Pas d’accélération du tempo

Posté le 1 juillet 2020

Et la valse continue de battre la mesure entre des indicateurs qui montrent une amélioration sensible de l’activité économique sans effacer pour autant le gap et des prévisions pessimistes, surtout aux Etats-Unis, sur la pandémie.

La Chine donne la tendance

Après l’indice PMI officiel hier, l’indice PMI publié par la société Markit a confirmé la hausse de la confiance en Chine avec un indice qui est passé de 50.7 à 51.2 pour le secteur manufacturier.
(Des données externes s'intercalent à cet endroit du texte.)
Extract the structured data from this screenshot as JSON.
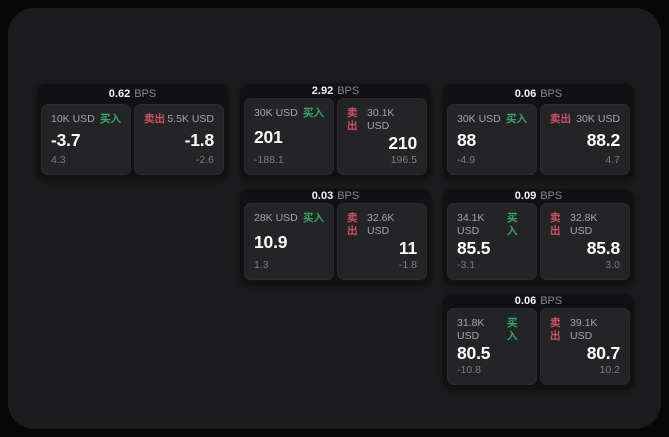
{
  "labels": {
    "bps_unit": "BPS",
    "buy": "买入",
    "sell": "卖出"
  },
  "colors": {
    "buy": "#3aa56b",
    "sell": "#cc5165",
    "page_background": "#070708",
    "container_background": "#1b1b1d",
    "card_background": "#111113",
    "panel_background": "#242427",
    "primary_text": "#fafafb",
    "secondary_text": "#a4a4a9",
    "muted_text": "#7b7b81"
  },
  "cards": [
    {
      "bps": "0.62",
      "buy": {
        "amount": "10K USD",
        "value": "-3.7",
        "delta": "4.3"
      },
      "sell": {
        "amount": "5.5K USD",
        "value": "-1.8",
        "delta": "-2.6"
      }
    },
    {
      "bps": "2.92",
      "buy": {
        "amount": "30K USD",
        "value": "201",
        "delta": "-188.1"
      },
      "sell": {
        "amount": "30.1K USD",
        "value": "210",
        "delta": "196.5"
      }
    },
    {
      "bps": "0.06",
      "buy": {
        "amount": "30K USD",
        "value": "88",
        "delta": "-4.9"
      },
      "sell": {
        "amount": "30K USD",
        "value": "88.2",
        "delta": "4.7"
      }
    },
    {
      "bps": "0.03",
      "buy": {
        "amount": "28K USD",
        "value": "10.9",
        "delta": "1.3"
      },
      "sell": {
        "amount": "32.6K USD",
        "value": "11",
        "delta": "-1.8"
      }
    },
    {
      "bps": "0.09",
      "buy": {
        "amount": "34.1K USD",
        "value": "85.5",
        "delta": "-3.1"
      },
      "sell": {
        "amount": "32.8K USD",
        "value": "85.8",
        "delta": "3.0"
      }
    },
    {
      "bps": "0.06",
      "buy": {
        "amount": "31.8K USD",
        "value": "80.5",
        "delta": "-10.8"
      },
      "sell": {
        "amount": "39.1K USD",
        "value": "80.7",
        "delta": "10.2"
      }
    }
  ]
}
Comme pour l’indice officiel le constat est le même, à savoir une reprise mais qui demeure faible à cause surtout d’une demande extérieure qui ne redécolle pas.

Raison pour laquelle les autorités monétaires continuent de tout faire pour assurer la liquidité. Et la banque centrale chinoise devrait encore réduire de 25 points de base les taux d’intérêt de ses programmes de prêt et de réescompte pour les petites entreprises et les entreprises liées à l’agriculture.
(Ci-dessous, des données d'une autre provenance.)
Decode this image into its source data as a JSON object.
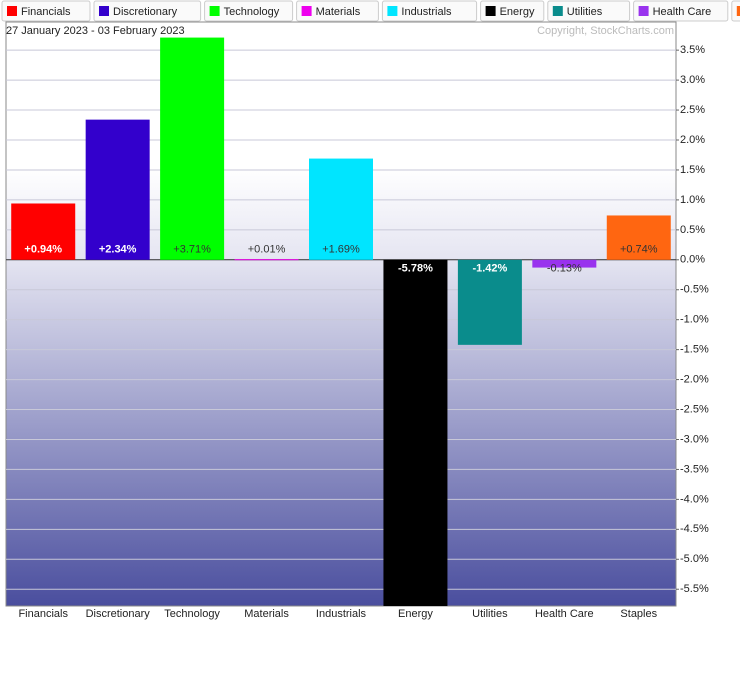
{
  "chart_data": {
    "type": "bar",
    "subtitle": "27 January 2023 - 03 February 2023",
    "credit": "Copyright, StockCharts.com",
    "categories": [
      "Financials",
      "Discretionary",
      "Technology",
      "Materials",
      "Industrials",
      "Energy",
      "Utilities",
      "Health Care",
      "Staples"
    ],
    "values": [
      0.94,
      2.34,
      3.71,
      0.01,
      1.69,
      -5.78,
      -1.42,
      -0.13,
      0.74
    ],
    "value_labels": [
      "+0.94%",
      "+2.34%",
      "+3.71%",
      "+0.01%",
      "+1.69%",
      "-5.78%",
      "-1.42%",
      "-0.13%",
      "+0.74%"
    ],
    "colors": [
      "#ff0000",
      "#3300cc",
      "#00ff00",
      "#ee00ee",
      "#00e5ff",
      "#000000",
      "#0a8c8c",
      "#9933ee",
      "#ff6611"
    ],
    "ylim": [
      -5.78,
      3.97
    ],
    "yticks": [
      {
        "value": 3.5,
        "label": "3.5%"
      },
      {
        "value": 3.0,
        "label": "3.0%"
      },
      {
        "value": 2.5,
        "label": "2.5%"
      },
      {
        "value": 2.0,
        "label": "2.0%"
      },
      {
        "value": 1.5,
        "label": "1.5%"
      },
      {
        "value": 1.0,
        "label": "1.0%"
      },
      {
        "value": 0.5,
        "label": "0.5%"
      },
      {
        "value": 0,
        "label": "0.0%"
      },
      {
        "value": -0.5,
        "label": "-0.5%"
      },
      {
        "value": -1.0,
        "label": "-1.0%"
      },
      {
        "value": -1.5,
        "label": "-1.5%"
      },
      {
        "value": -2.0,
        "label": "-2.0%"
      },
      {
        "value": -2.5,
        "label": "-2.5%"
      },
      {
        "value": -3.0,
        "label": "-3.0%"
      },
      {
        "value": -3.5,
        "label": "-3.5%"
      },
      {
        "value": -4.0,
        "label": "-4.0%"
      },
      {
        "value": -4.5,
        "label": "-4.5%"
      },
      {
        "value": -5.0,
        "label": "-5.0%"
      },
      {
        "value": -5.5,
        "label": "-5.5%"
      }
    ],
    "grid": true
  }
}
C’est ce que montre d’ailleurs aussi le graphique qui reprend les indices PMI manufacturiers en Asie. Si la situation s’est très nettement améliorée au Vietnam et en Malaisie, la reprise est plus lente dans les autres pays de la région. Ils sont tous victimes de la faiblesse de la demande mondiale à cause de la lenteur de la reprise de l’activité.

Même constat au Japon, où après l’indice PMI, l’indice Tankan pour les grandes entreprises manufacturières est tombé à -34 en juin contre – 8 en mai, soit son niveau le plus faible depuis juin 2009. Et celui pour les petites entreprises du même secteur est tombé à -17, soit le plus faible depuis décembre 2009. Pour le secteur non manufacturier pour les grandes entreprises, l’indice est tombé à -17 contre 8 le mois précédent. Ce secteur continuant de souffrir particulièrement à cause de l’absence de touristes.

Rebond modeste

Comme le montre le graphique, la confiance des consommateurs aux Etats-Unis s’est légèrement reprise en juin après son effondrement au mois de mai.

Mais le chemin est encore long avant de retrouver le niveau d’avant crise. Pour cela, il faudra que le marché de l’emploi s’améliore nettement et surtout qu’il n’y ait pas de seconde vague.

Et sur ce dernier point la tendance n’est pas bonne s’il faut en croire les propos du Docteur Fauci « nous allons dans la mauvaise direction si vous regardez les courbes des nouveaux cas » et il a averti que les États-Unis pourraient voir le nombre de cas augmenter jusqu’à 100 000 par jour.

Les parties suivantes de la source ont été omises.